Comparing heap dumps

You may find it useful to compare your app's heap state at two different points in time in order to inspect the changes in memory allocation. To compare two heap dumps using MAT:

  1. Create two HPROF files as described above, in Capturing a Heap Dump.
  2. Open the first HPROF file in MAT (File > Open Heap Dump).
  3. In the Navigation History view (if not visible, select Window > Navigation History), right-click on Histogram and select Add to Compare Basket.
  4. Open the second HPROF file and repeat steps 2 and 3.
  5. Switch to the Compare Basket view and click Compare the Results (the red "!" icon in the top-right corner of the view).

Triggering Memory Leaks

While using the tools described above, you should aggressively stress your app code and try forcing memory leaks. One way to provoke memory leaks in your app is to let it run for a while before inspecting the heap. Leaks will trickle up to the top of the allocations in the heap. However, the smaller the leak, the longer you need to run the app in order to see it.

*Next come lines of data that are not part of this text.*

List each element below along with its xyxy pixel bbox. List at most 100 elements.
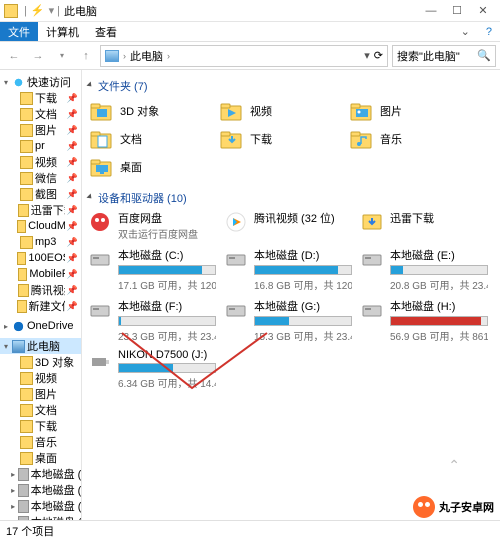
drive-label: 百度网盘 — [118, 210, 216, 226]
sidebar-quick-item[interactable]: 下载📌 — [0, 90, 81, 106]
drive-item[interactable]: 本地磁盘 (C:)17.1 GB 可用，共 120 … — [88, 247, 216, 292]
folder-item[interactable]: 图片 — [348, 98, 470, 124]
folder-item[interactable]: 下载 — [218, 126, 340, 152]
folder-item[interactable]: 视频 — [218, 98, 340, 124]
drive-item[interactable]: 腾讯视频 (32 位) — [224, 210, 352, 241]
drive-item[interactable]: 本地磁盘 (F:)23.3 GB 可用，共 23.4… — [88, 298, 216, 343]
folder-icon — [17, 220, 26, 233]
nav-back-button[interactable]: ← — [4, 46, 24, 66]
drv-icon — [360, 298, 384, 322]
drive-item[interactable]: NIKON D7500 (J:)6.34 GB 可用，共 14.4… — [88, 349, 216, 390]
help-button[interactable]: ? — [478, 22, 500, 41]
refresh-button[interactable]: ⟳ — [374, 49, 383, 62]
folder-item[interactable]: 桌面 — [88, 154, 210, 180]
folder-label: 3D 对象 — [120, 103, 159, 119]
folder-icon — [20, 92, 33, 105]
usb-icon — [88, 349, 112, 373]
minimize-button[interactable]: — — [418, 1, 444, 21]
sidebar-quick-item[interactable]: 100EOS5D📌 — [0, 250, 81, 266]
menu-computer[interactable]: 计算机 — [38, 22, 87, 41]
folder-icon — [20, 356, 33, 369]
search-placeholder: 搜索"此电脑" — [397, 48, 460, 64]
drive-item[interactable]: 本地磁盘 (E:)20.8 GB 可用，共 23.4… — [360, 247, 488, 292]
menu-file[interactable]: 文件 — [0, 22, 38, 41]
folder-label: 桌面 — [120, 159, 142, 175]
sidebar-quick-item[interactable]: 文档📌 — [0, 106, 81, 122]
address-dropdown-button[interactable]: ▾ — [364, 49, 370, 62]
drive-item[interactable]: 本地磁盘 (H:)56.9 GB 可用，共 861 … — [360, 298, 488, 343]
sidebar-quick-item[interactable]: mp3📌 — [0, 234, 81, 250]
folder-icon — [20, 388, 33, 401]
folder-icon — [20, 372, 33, 385]
maximize-button[interactable]: ☐ — [444, 1, 470, 21]
drv-icon — [224, 298, 248, 322]
sidebar-pc-item[interactable]: ▸本地磁盘 (D:) — [0, 482, 81, 498]
sidebar-quick-item[interactable]: MobileFile📌 — [0, 266, 81, 282]
quickaccess-pin-icon[interactable]: ⚡ — [31, 4, 45, 17]
dl-folder-icon — [218, 128, 244, 150]
breadcrumb-root[interactable]: 此电脑 — [130, 48, 163, 64]
folder-icon — [20, 236, 33, 249]
drive-sublabel: 20.8 GB 可用，共 23.4… — [390, 277, 488, 292]
sidebar-quick-item[interactable]: CloudMusic📌 — [0, 218, 81, 234]
sidebar-quick-item[interactable]: 截图📌 — [0, 186, 81, 202]
section-folders-header[interactable]: 文件夹 (7) — [88, 74, 494, 98]
drive-item[interactable]: 百度网盘双击运行百度网盘 — [88, 210, 216, 241]
close-button[interactable]: ✕ — [470, 1, 496, 21]
drive-label: 本地磁盘 (D:) — [254, 247, 352, 263]
folder-label: 音乐 — [380, 131, 402, 147]
sidebar-quick-access[interactable]: ▾快速访问 — [0, 74, 81, 90]
baidu-icon — [88, 210, 112, 234]
drive-item[interactable]: 本地磁盘 (D:)16.8 GB 可用，共 120 … — [224, 247, 352, 292]
window-title: 此电脑 — [64, 3, 418, 19]
sidebar-pc-item[interactable]: ▸本地磁盘 (E:) — [0, 498, 81, 514]
folder-icon — [17, 300, 26, 313]
folder-item[interactable]: 音乐 — [348, 126, 470, 152]
sidebar-pc-item[interactable]: 文档 — [0, 402, 81, 418]
sidebar-quick-item[interactable]: 图片📌 — [0, 122, 81, 138]
sidebar-pc-item[interactable]: 下载 — [0, 418, 81, 434]
titlebar-sep: | — [24, 5, 27, 17]
collapse-caret-icon[interactable]: ⌃ — [448, 457, 460, 474]
folder-icon — [18, 268, 28, 281]
address-input[interactable]: › 此电脑 › ▾ ⟳ — [100, 45, 388, 67]
folder-item[interactable]: 文档 — [88, 126, 210, 152]
sidebar-pc-item[interactable]: 视频 — [0, 370, 81, 386]
sidebar-pc-item[interactable]: 图片 — [0, 386, 81, 402]
status-bar: 17 个项目 — [0, 520, 500, 540]
menu-view[interactable]: 查看 — [87, 22, 125, 41]
folder-label: 文档 — [120, 131, 142, 147]
ribbon-expand-button[interactable]: ⌄ — [453, 22, 478, 41]
sidebar-quick-item[interactable]: 腾讯视频📌 — [0, 282, 81, 298]
nav-history-button[interactable]: ▾ — [52, 46, 72, 66]
folder-item[interactable]: 3D 对象 — [88, 98, 210, 124]
sidebar-pc-item[interactable]: 3D 对象 — [0, 354, 81, 370]
sidebar-quick-item[interactable]: 视频📌 — [0, 154, 81, 170]
drive-usage-bar — [390, 265, 488, 275]
folder-icon — [20, 156, 33, 169]
sidebar-thispc[interactable]: ▾此电脑 — [0, 338, 81, 354]
search-icon[interactable]: 🔍 — [477, 49, 491, 62]
sidebar-pc-item[interactable]: 音乐 — [0, 434, 81, 450]
drv-icon — [88, 247, 112, 271]
section-devices-header[interactable]: 设备和驱动器 (10) — [88, 186, 494, 210]
sidebar-onedrive[interactable]: ▸OneDrive — [0, 318, 81, 334]
drive-item[interactable]: 迅雷下载 — [360, 210, 488, 241]
nav-forward-button[interactable]: → — [28, 46, 48, 66]
drive-icon — [18, 500, 29, 513]
folder-label: 视频 — [250, 103, 272, 119]
sidebar-quick-item[interactable]: pr📌 — [0, 138, 81, 154]
nav-up-button[interactable]: ↑ — [76, 46, 96, 66]
sidebar-pc-item[interactable]: ▸本地磁盘 (C:) — [0, 466, 81, 482]
search-input[interactable]: 搜索"此电脑" 🔍 — [392, 45, 496, 67]
sidebar-quick-item[interactable]: 迅雷下载📌 — [0, 202, 81, 218]
sidebar-pc-item[interactable]: 桌面 — [0, 450, 81, 466]
drive-label: 本地磁盘 (C:) — [118, 247, 216, 263]
folder-icon — [18, 284, 29, 297]
pic-folder-icon — [348, 100, 374, 122]
star-icon — [12, 76, 25, 89]
mus-folder-icon — [348, 128, 374, 150]
drive-item[interactable]: 本地磁盘 (G:)15.3 GB 可用，共 23.4… — [224, 298, 352, 343]
sidebar-quick-item[interactable]: 新建文件夹📌 — [0, 298, 81, 314]
sidebar-quick-item[interactable]: 微信📌 — [0, 170, 81, 186]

You can also trigger a memory leak in one of the following ways:

  1. Rotate the device from portrait to landscape and back again multiple times while in different activity states. Rotating the device can often cause an app to leak an Activity, Context, or View object because the system recreates the Activity and if your app holds a reference to one of those objects somewhere else, the system can't garbage collect it.
  2. Switch between your app and another app while in different activity states (navigate to the Home screen, then return to your app).